Page 12 of 17

PE5.4 | Enuresis — Summary & Reflection

KEY TAKEAWAYS

Enuresis is involuntary urinary incontinence diagnosed from age 5 years. Primary enuresis (never dry >6 months) accounts for 80–85% of cases; secondary enuresis (dry ≥6 months then relapsed) always has a precipitant — most commonly psychosocial stress, UTI, or diabetes mellitus — and must be investigated. Monosymptomatic nocturnal enuresis (MNE) is the commonest form and involves three mechanisms: reduced nocturnal ADH secretion (nocturnal polyuria), high arousal threshold, and reduced functional bladder capacity.

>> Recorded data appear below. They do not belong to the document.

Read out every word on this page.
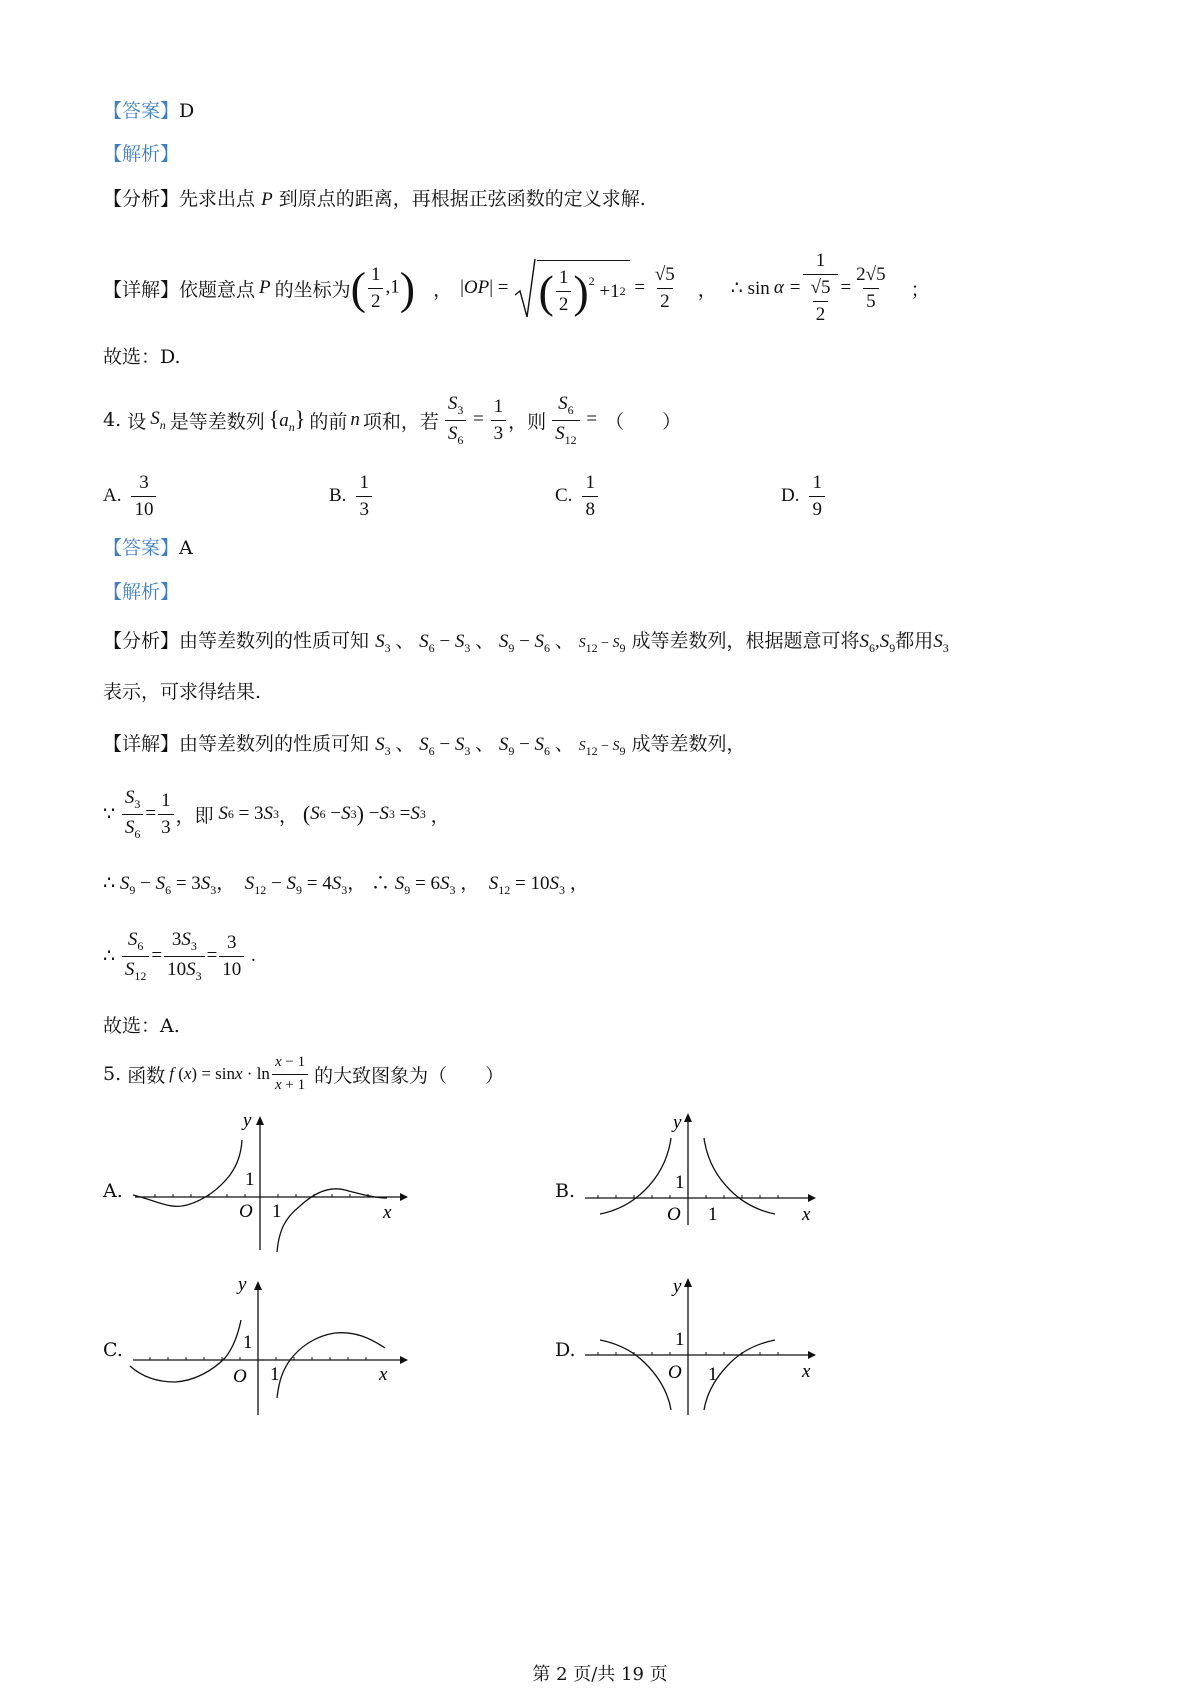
【答案】D
【解析】
【分析】先求出点 P 到原点的距离，再根据正弦函数的定义求解.
【详解】 依题意点 P 的坐标为 ( $\frac{1}{2} ,1$) ， | OP | = ( $\frac{1}{2} )^2 +1_2 = \frac{√5}{2}$ ， ∴ $\sin \alpha = \frac{1}{\frac{√5}{2}} = \frac{2√5}{5}$ ；
故选：D.
4.
设 $S_n$ 是等差数列 $\{a_n\}$ 的前 n 项和，若 $\frac{S_3}{S_6} = \frac{1}{3}$ ，则 $\frac{S_6}{S_{12}}$ = （　　）
A. $\frac{3}{10}$	B. $\frac{1}{3}$	C. $\frac{1}{8}$	D. $\frac{1}{9}$
【答案】A
【解析】
【分析】由等差数列的性质可知 $S_3$ 、 $S_6 - S_3$ 、 $S_9 - S_6$ 、 S12 − S9 成等差数列，根据题意可将$S_6,S_9$都用$S_3$
表示，可求得结果.
【详解】由等差数列的性质可知 $S_3$ 、 $S_6 - S_3$ 、 $S_9 - S_6$ 、 S12 − S9 成等差数列，
∵ $\frac{S_3}{S_6} = \frac{1}{3}$ ，即
S 6 = 3 S 3 ， ( S 6 − S 3 ) − S 3 = S 3 ，
∴ $S_9 - S_6 = 3S_3$，  $S_{12} - S_9 = 4S_3$， ∴ $S_9 = 6S_3$ ，  $S_{12} = 10S_3$ ，
∴ $\frac{S_6}{S_{12}} = \frac{3S_3}{10S_3} = \frac{3}{10}$ .
故选：A.
5.
函数 f ( x ) = $\sin x \cdot \ln \frac{x - 1}{x + 1}$ 的大致图象为（　　）
A.
y
x
O
1
1
B.
y
x
O
1
1
C.
y
x
O
1
1
D.
y
x
O
1
1
第 2 页/共 19 页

Management of MNE: general measures (fluid restriction, regular voiding, motivational charts) first; enuresis alarm (12–16 week trial, ~65–75% cure) for long-term treatment; desmopressin (fluid restriction mandatory, relapse ~70% on stopping) for short-term/situational use; imipramine as third-line only due to cardiac risk. Always exclude organic causes with urine dipstick and blood glucose in all enuretic children.

REFLECT

A 7-year-old boy is seen in your clinic — the third paediatrician he has seen in two years. He has been prescribed antibiotics three times for 'recurrent UTIs' that were never culture-confirmed, and his mother has been told he will 'grow out of it.' His bedwetting has continued and he is now refusing to go to school because a classmate found out. How does this case illustrate the real cost of misdiagnosis and delayed appropriate treatment? Kolb's reflective observation asks you to consider: what knowledge gap in the previous clinicians led to this outcome, and how does your understanding of the three mechanisms and evidence-based treatment options change the trajectory for this child today?